I found out during my first semester of college that I’m a romantic. As a future author, this mindset’s going to help me out tremendously when I’m building relationships with my characters. However, being the single person that I am now, having romantic tendencies isn’t helping me out much at the moment. Realizing I’m not the only one out there, here’s a list of things not to do when you’re a lonely romantic
1. Do not listen to romantic/sad music
So I’m guilty of breaking this one the most out of all of things listed. In fact, I’m listening to a sad song right now as I write this. If you are a lonely romantic, don’t be like me. Listening to any kind of romantic/sad music is only going to make you want to feel sad about your current position and want to rush into the first relationship you can find. Not a good idea. Relationships are things you need to take time to establish and grow in, not something to rush into. Listening to the kind of music that makes you long for some kind of human contact is not going to be good for you in the long run. Listening to one or two songs now and again is fine, but playing one song on a loop like I’m doing isn’t the best for your current state.
2. Do not get caught up in what could have been
The last thing any romantic needs to do is look back into the past and wonder what could have happened if they did _____. Keeping your head in the past while you wonder what you could have done differently to keep some relationship afloat or to kick start a new relationship is not a positive way to live. Trust me, I’ve thought about countless ways I could’ve tried harder to try to start a more serious relationship with someone and all that did was make me depressed. Instead of focusing on the past, fellow romantics, focus on the future. The right person God has for you is out there in the world, not in what could have been.
3. Do not watch romance movies
Another thing I found out while I was going through my first year of college was that I cry more than most normal people. Well, I cry more than most guys anyways. You know what really makes a guy cry though? Romance movies. Because you know that eventually there’s going to be some scene in the movie that’s going to get your tear ducts working and a couple things are going to happen. One, the person sitting next to you is going to be wondering why you’re making a river in their living room; two, your loneliness factor is going to be upped by 10; and three, you’re going to want to watch another one. If you see how this is all going down a self-destructive pattern, then I rest my case. Nothing good is going to come from romance movies.
4. Do not be disheartened by other people’s relationships
Everyone has friends. Friends are great. Except when they’re in a relationship. Then you sometimes don’t want to be around them.

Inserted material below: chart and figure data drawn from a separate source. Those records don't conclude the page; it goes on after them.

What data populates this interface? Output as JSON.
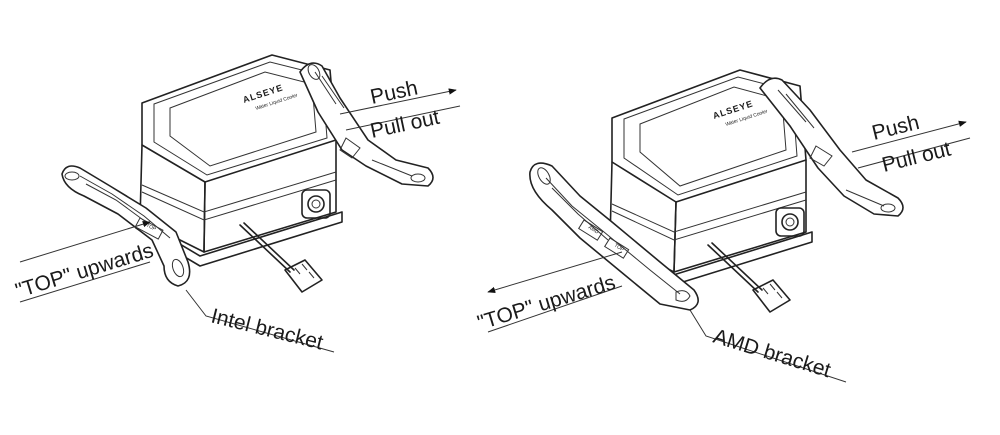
{
  "left_figure": {
    "brand": "ALSEYE",
    "subtitle": "Water Liquid Cooler",
    "push_label": "Push",
    "pull_label": "Pull out",
    "top_label": "\"TOP\" upwards",
    "bracket_label": "Intel bracket",
    "stamp": "TOP"
  },
  "right_figure": {
    "brand": "ALSEYE",
    "subtitle": "Water Liquid Cooler",
    "push_label": "Push",
    "pull_label": "Pull out",
    "top_label": "\"TOP\" upwards",
    "bracket_label": "AMD bracket",
    "stamp_a": "AMD",
    "stamp_b": "TOP"
  }
}
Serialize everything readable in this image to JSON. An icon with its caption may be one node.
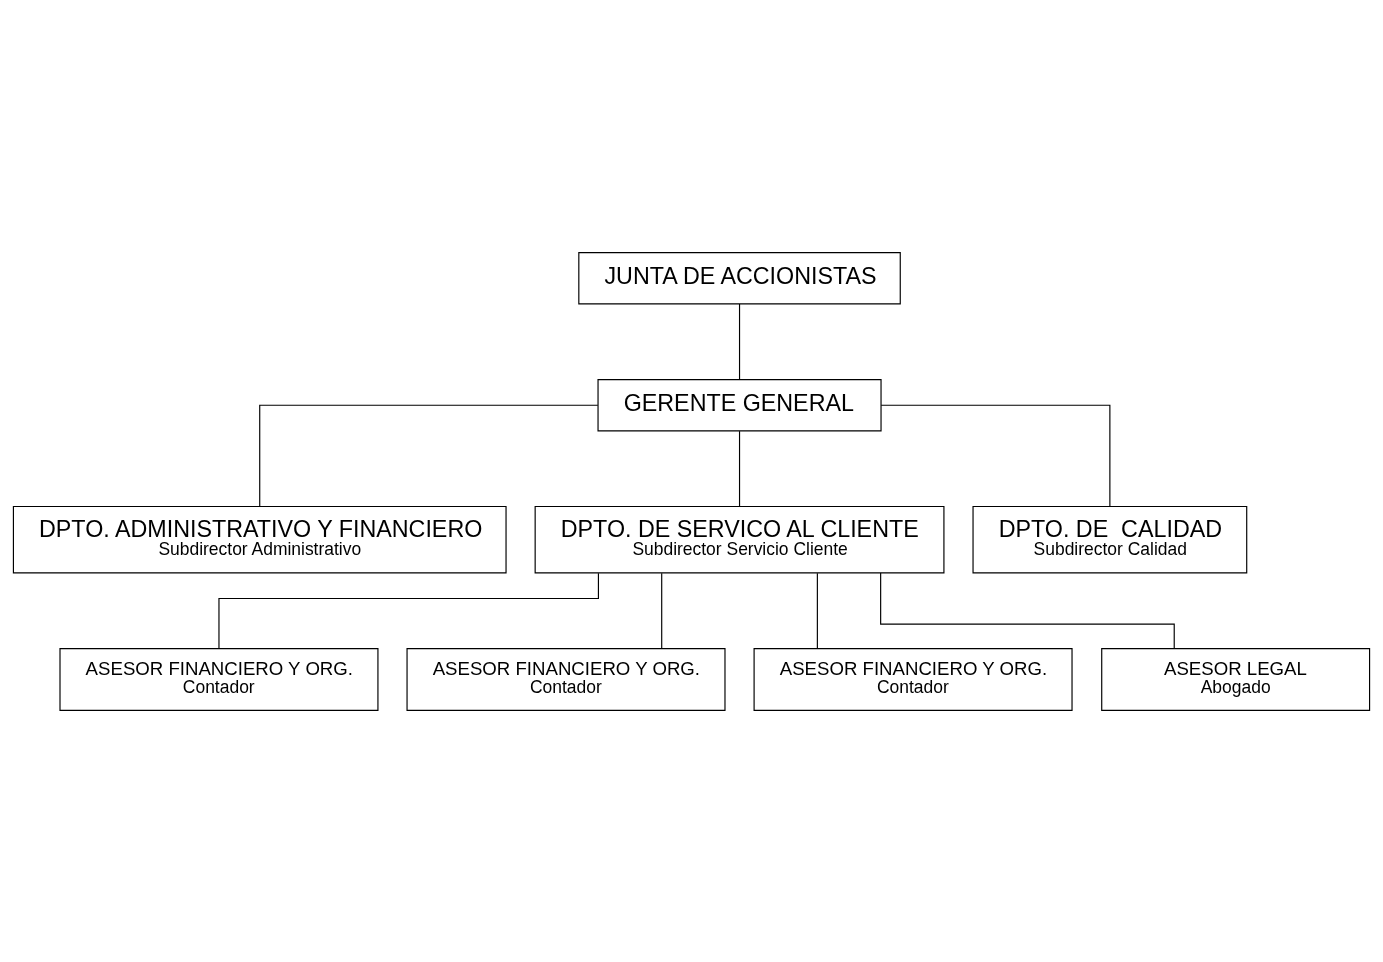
{
  "diagram": {
    "nodes": [
      {
        "text": [
          "JUNTA DE ACCIONISTAS"
        ]
      },
      {
        "text": [
          "GERENTE GENERAL"
        ]
      },
      {
        "text": [
          "DPTO. ADMINISTRATIVO Y FINANCIERO",
          "Subdirector Administrativo"
        ]
      },
      {
        "text": [
          "DPTO. DE SERVICO AL CLIENTE",
          "Subdirector Servicio Cliente"
        ]
      },
      {
        "text": [
          "DPTO. DE  CALIDAD",
          "Subdirector Calidad"
        ]
      },
      {
        "text": [
          "ASESOR FINANCIERO Y ORG.",
          "Contador"
        ]
      },
      {
        "text": [
          "ASESOR FINANCIERO Y ORG.",
          "Contador"
        ]
      },
      {
        "text": [
          "ASESOR FINANCIERO Y ORG.",
          "Contador"
        ]
      },
      {
        "text": [
          "ASESOR LEGAL",
          "Abogado"
        ]
      }
    ],
    "edges": [
      {
        "from": 0,
        "to": 1,
        "arrow": "none"
      },
      {
        "from": 1,
        "to": 2,
        "arrow": "none"
      },
      {
        "from": 1,
        "to": 3,
        "arrow": "none"
      },
      {
        "from": 1,
        "to": 4,
        "arrow": "none"
      },
      {
        "from": 3,
        "to": 5,
        "arrow": "none"
      },
      {
        "from": 3,
        "to": 6,
        "arrow": "none"
      },
      {
        "from": 3,
        "to": 7,
        "arrow": "none"
      },
      {
        "from": 3,
        "to": 8,
        "arrow": "none"
      }
    ]
  }
}
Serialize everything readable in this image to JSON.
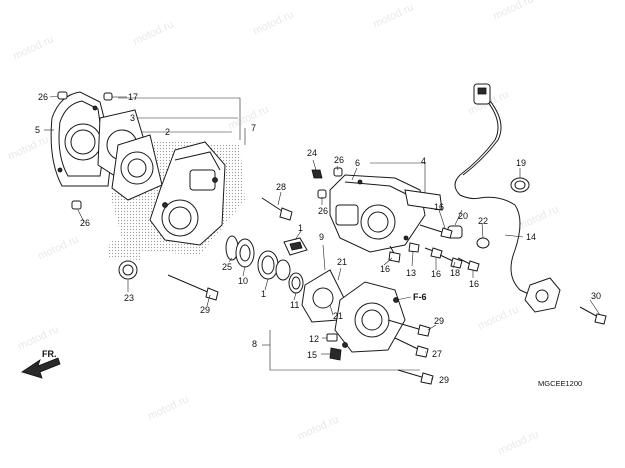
{
  "watermark": "motod.ru",
  "diagram_code": "MGCEE1200",
  "direction_label": "FR.",
  "figure_reference": "F-6",
  "callouts": {
    "c26a": "26",
    "c17": "17",
    "c5": "5",
    "c3": "3",
    "c2": "2",
    "c7": "7",
    "c26b": "26",
    "c23": "23",
    "c28": "28",
    "c24": "24",
    "c26c": "26",
    "c6": "6",
    "c26d": "26",
    "c4": "4",
    "c19": "19",
    "c16a": "16",
    "c20": "20",
    "c22": "22",
    "c14": "14",
    "c1a": "1",
    "c25": "25",
    "c10": "10",
    "c1b": "1",
    "c11": "11",
    "c9": "9",
    "c21a": "21",
    "c21b": "21",
    "c16b": "16",
    "c13": "13",
    "c16c": "16",
    "c18": "18",
    "c16d": "16",
    "c29a": "29",
    "c29b": "29",
    "c12": "12",
    "c15": "15",
    "c27": "27",
    "c29c": "29",
    "c8": "8",
    "c30": "30"
  }
}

Seeing two people happy in their relationship doesn’t really help when you’re single and lonely, I speak from experience. But it’s good to remember that friends are here to help you and keep you feeling good. Just because they’re in a relationship shouldn’t get you down. Instead, be happy for them, don’t get caught up in their happiness, and maybe one day they’ll set you up with one of their other friends. Hey, a guy can hope right?
5. Do not watch TV shows just to get hooked on the onscreen relationships
I’m a TV fanatic. My book shelves are filled with TV seasons, not books, if that gives you an idea. But the thing about watching TV when you’re feeling lonely is that eventually you find yourself becoming a shipper. It can be as simple as this: you like two characters, you like how they like each other, you hate that they’re not together. Next thing you know you’re screaming at the TV because you’re two characters didn’t kiss or a romantic moment was ruined and you don’t comprehend that this particular episode aired ten years ago. Bottom line, if you’re feeling lonely and you’re surfing Netflix, pick a documentary series. At least then you’ll fall asleep instead of crying during an episode of Lost. Which I have not done. Ever.
6. Do not think it’s over for your love life
So let’s say you’ve failed to stay away from everything I’ve talked about above. You’re a lonely romantic listening to Ed Sheeran, watching a Nicolas Sparks movie while a Friends episode is on pause, and texting your best friend about how their girlfriend is doing. You’re probably feeling down right now. Like, rock bottom down. What you need to remember is that God has a plan for you. And no, most likely that plan does not involve you sitting around and crying into a pillow. Just because you’re single now doesn’t mean you’re going to be single forever. The best advice that I can offer to a lonely romantic is don’t give up hope, have faith in God, and watch an action movie.